The combination of courgette, mint & feta is one i come back to again and again. It just works so well. This is such a hearty salad packed with lentils and crispy pita, taking inspiration from the Levantine fattoush. But also light and fresh, perfect for warm weather. The crunchy bread works so well here in contrast with the juicy courgettes.
iNGREDIENTS
Serves 2
1 large courgette, cut in half lengthways then cut into uneven chunks
1 large pita bread, torn into roughly 2x2cm chunks
a quarter of a shallot, finely diced
50g crumbled feta cheese
10g mint leaves, washed and roughly chopped
1 tbsp red or white wine vinegar
salt and pepper
150g cooked lentils
1 clove garlic, finely grated
a few sprigs thyme
pinch of chilli flakes
salt and pepper
Olive oil
RECIPE
- Preheat oven to 200c fan. Place the courgettes on a metal tray and drizzle with olive oil, thyme, salt and chilli flakes. Roast until tender and golden (around 15 mins)

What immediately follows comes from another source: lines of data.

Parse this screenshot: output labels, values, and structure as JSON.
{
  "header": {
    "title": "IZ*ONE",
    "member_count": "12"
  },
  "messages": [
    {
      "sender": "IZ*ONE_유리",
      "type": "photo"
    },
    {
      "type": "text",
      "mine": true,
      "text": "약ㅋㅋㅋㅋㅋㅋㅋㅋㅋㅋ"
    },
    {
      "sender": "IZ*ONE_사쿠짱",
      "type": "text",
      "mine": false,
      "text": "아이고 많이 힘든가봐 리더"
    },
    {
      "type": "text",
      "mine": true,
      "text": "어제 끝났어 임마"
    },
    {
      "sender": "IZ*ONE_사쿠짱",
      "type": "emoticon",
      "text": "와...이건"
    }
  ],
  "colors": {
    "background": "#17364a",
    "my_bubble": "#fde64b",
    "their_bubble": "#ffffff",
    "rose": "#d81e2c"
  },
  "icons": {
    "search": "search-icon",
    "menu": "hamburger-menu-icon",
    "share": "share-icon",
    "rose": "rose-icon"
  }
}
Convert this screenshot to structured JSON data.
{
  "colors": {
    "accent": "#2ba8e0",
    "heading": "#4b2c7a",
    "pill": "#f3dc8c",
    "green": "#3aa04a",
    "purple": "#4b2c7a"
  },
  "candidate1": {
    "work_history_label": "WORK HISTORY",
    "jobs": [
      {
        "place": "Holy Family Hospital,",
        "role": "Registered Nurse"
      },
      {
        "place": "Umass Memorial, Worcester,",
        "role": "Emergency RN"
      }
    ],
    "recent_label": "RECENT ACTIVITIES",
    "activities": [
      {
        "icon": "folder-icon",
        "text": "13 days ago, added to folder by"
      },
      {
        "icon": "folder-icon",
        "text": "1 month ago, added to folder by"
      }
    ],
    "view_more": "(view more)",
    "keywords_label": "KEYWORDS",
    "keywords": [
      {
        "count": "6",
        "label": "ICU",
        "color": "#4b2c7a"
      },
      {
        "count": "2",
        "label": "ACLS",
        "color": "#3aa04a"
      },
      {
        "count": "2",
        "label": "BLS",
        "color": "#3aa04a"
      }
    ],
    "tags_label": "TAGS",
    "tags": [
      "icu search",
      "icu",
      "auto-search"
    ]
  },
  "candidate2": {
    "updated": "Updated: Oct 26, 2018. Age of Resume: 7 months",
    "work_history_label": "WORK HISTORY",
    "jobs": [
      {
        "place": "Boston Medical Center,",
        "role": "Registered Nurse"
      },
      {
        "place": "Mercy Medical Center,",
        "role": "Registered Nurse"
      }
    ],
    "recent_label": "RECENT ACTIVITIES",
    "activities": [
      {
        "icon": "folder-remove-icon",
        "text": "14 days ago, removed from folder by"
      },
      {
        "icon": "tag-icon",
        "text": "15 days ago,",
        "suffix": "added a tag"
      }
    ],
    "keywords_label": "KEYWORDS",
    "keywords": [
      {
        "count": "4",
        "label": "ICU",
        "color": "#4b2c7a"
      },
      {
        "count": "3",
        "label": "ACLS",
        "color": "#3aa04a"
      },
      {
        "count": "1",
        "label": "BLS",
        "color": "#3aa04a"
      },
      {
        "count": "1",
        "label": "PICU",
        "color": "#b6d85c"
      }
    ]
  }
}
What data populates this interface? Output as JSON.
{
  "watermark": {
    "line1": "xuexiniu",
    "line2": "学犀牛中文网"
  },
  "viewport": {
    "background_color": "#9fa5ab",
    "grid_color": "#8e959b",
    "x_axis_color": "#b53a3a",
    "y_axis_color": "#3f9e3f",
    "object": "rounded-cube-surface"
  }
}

- Meanwhile mix the pita with olive oil, salt and garlic and roast until golden and crisp (around 10 mins)
- Mix together the lentils, shallot, mint, olive oil and vinegar. Season to taste
- Arrange the courgette, pita and lentils on a plate. Top with the feta and another pinch of chilli flakes, if you like

RECIPE NOTES
This recipe calls for ready cooked lentils, but of course you can use dried lentils instead. Just boil until tender and drain.
For ease the courgettes and pita are both roasted in this recipe. If you prefer a bit more char on the courgettes or extra crispy pita you can pan fry them both.